ADA2 Orchestrates Interferon Responses and Safeguards Hematopoietic Stem Cell Integrity

Dimitri Bulté – San Raffaele Telethon Institute for Gene Therapy (SR-Tiget), IRCCS San Raffaele Scientific Institute; Alessandro Romano – San Raffaele Telethon Institute for Gene Therapy (SR-Tiget), IRCCS San Raffaele Scientific Institute; Andrea Ottorini – San Raffaele Telethon Institute for Gene Therapy (SR-Tiget), IRCCS San Raffaele Scientific Institute; Federica Barzaghi – Pediatric Immunohematology and Bone Marrow Transplantation Unit, IRCCS San Raffaele Scientific Institute; Emanuela Pettinato – San Raffaele Telethon Institute for Gene Therapy (SR-Tiget), IRCCS San Raffaele Scientific Institute; Alessandro Aiuti – San Raffaele Telethon Institute for Gene Therapy (SR-Tiget), IRCCS San Raffaele Scientific Institute; Alessandra Mortellaro – San Raffaele Telethon Institute for Gene Therapy (SR-Tiget), IRCCS San Raffaele Scientific Institute

Abstract Text: Adenosine deaminase 2 (ADA2) is an extracellular enzyme that catalyzes the conversion of adenosine to inosine. It is primarily expressed and secreted by myeloid cells, particularly monocytes and macrophages, and plays a critical role in modulating inflammatory immune responses. Loss-of-function mutations in the ADA2 gene cause Deficiency of Adenosine Deaminase 2 (DADA2), a systemic autoinflammatory disorder characterized by vasculitis, immunodeficiency, and bone marrow (BM) failure. A hallmark of DADA2 is a pronounced type I interferon (IFN) signature, which contributes to disease pathogenesis; however, the precise role of ADA2 in IFN signaling and hematopoietic dysfunction remains unclear.
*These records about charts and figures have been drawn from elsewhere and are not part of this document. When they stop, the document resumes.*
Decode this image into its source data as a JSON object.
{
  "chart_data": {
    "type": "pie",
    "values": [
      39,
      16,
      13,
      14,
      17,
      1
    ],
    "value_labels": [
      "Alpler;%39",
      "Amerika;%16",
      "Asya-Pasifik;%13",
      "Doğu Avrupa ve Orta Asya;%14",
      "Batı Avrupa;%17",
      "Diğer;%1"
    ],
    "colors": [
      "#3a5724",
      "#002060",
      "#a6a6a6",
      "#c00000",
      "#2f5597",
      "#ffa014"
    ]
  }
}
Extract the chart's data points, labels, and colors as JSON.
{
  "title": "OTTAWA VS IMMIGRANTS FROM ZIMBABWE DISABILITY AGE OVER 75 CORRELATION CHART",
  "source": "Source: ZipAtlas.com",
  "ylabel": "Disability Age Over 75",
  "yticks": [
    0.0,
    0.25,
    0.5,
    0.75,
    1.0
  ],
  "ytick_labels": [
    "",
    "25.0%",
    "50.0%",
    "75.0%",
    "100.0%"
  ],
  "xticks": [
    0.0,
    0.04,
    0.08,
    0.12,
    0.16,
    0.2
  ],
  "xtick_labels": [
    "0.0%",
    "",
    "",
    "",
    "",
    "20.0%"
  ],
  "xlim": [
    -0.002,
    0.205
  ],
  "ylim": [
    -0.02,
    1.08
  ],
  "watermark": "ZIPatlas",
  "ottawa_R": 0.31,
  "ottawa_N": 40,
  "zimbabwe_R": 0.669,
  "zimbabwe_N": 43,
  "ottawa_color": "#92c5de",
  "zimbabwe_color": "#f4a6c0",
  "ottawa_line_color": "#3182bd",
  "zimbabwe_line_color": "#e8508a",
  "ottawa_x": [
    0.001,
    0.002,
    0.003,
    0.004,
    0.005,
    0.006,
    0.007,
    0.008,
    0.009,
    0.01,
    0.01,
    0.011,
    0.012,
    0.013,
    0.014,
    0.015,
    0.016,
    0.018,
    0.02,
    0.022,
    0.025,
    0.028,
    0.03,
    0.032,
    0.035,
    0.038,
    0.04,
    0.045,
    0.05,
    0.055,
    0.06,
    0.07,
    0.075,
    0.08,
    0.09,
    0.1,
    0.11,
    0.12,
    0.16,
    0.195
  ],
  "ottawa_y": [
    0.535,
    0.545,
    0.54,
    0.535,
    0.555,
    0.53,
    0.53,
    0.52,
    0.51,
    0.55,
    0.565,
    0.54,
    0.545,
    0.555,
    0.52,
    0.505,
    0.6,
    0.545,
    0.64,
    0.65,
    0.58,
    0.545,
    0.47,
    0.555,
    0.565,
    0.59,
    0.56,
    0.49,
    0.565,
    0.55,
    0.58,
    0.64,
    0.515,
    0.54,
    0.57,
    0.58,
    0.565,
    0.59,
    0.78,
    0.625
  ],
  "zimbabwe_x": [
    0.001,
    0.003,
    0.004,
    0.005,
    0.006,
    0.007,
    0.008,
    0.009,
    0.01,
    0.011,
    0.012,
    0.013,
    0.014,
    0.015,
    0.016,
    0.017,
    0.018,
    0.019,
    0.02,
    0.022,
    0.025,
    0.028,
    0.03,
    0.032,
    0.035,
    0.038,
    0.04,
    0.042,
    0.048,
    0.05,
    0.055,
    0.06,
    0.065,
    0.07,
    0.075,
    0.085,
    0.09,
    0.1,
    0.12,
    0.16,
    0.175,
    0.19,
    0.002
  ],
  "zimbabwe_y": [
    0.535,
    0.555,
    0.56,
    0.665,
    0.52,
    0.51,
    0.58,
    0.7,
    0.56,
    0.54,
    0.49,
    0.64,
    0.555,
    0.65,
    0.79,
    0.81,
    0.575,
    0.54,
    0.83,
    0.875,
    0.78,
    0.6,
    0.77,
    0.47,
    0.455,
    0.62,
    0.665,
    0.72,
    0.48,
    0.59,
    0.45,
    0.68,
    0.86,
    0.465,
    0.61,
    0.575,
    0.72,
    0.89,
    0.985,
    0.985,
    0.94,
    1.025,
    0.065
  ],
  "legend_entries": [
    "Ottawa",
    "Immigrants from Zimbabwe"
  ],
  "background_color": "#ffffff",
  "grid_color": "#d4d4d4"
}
We identified the cGAS–STING and JAK–STAT pathways as key mediators of the exaggerated IFN response in DADA2, supporting the rationale for targeted pharmacological inhibition. Furthermore, restoration of ADA2 function through gene therapy normalized IFN signaling, highlighting its potential as a long-term curative approach. In DADA2 patients, hematopoietic stem and progenitor cells (HSPCs) display reduced frequency and clonogenic potential, even in the absence of overt hematological symptoms. Single-cell RNA sequencing revealed widespread transcriptional alterations across all HSPC subtypes. Additional studies showed that DADA2 mesenchymal stromal cells are functionally impaired and contribute to hematopoietic defects, pointing to both cell-intrinsic and niche-driven mechanisms of bone marrow failure.
Together, these findings define ADA2 as a critical regulator of inflammatory balance and hematopoietic homeostasis, advancing our understanding of DADA2 pathogenesis and uncovering broader principles of bone marrow failure.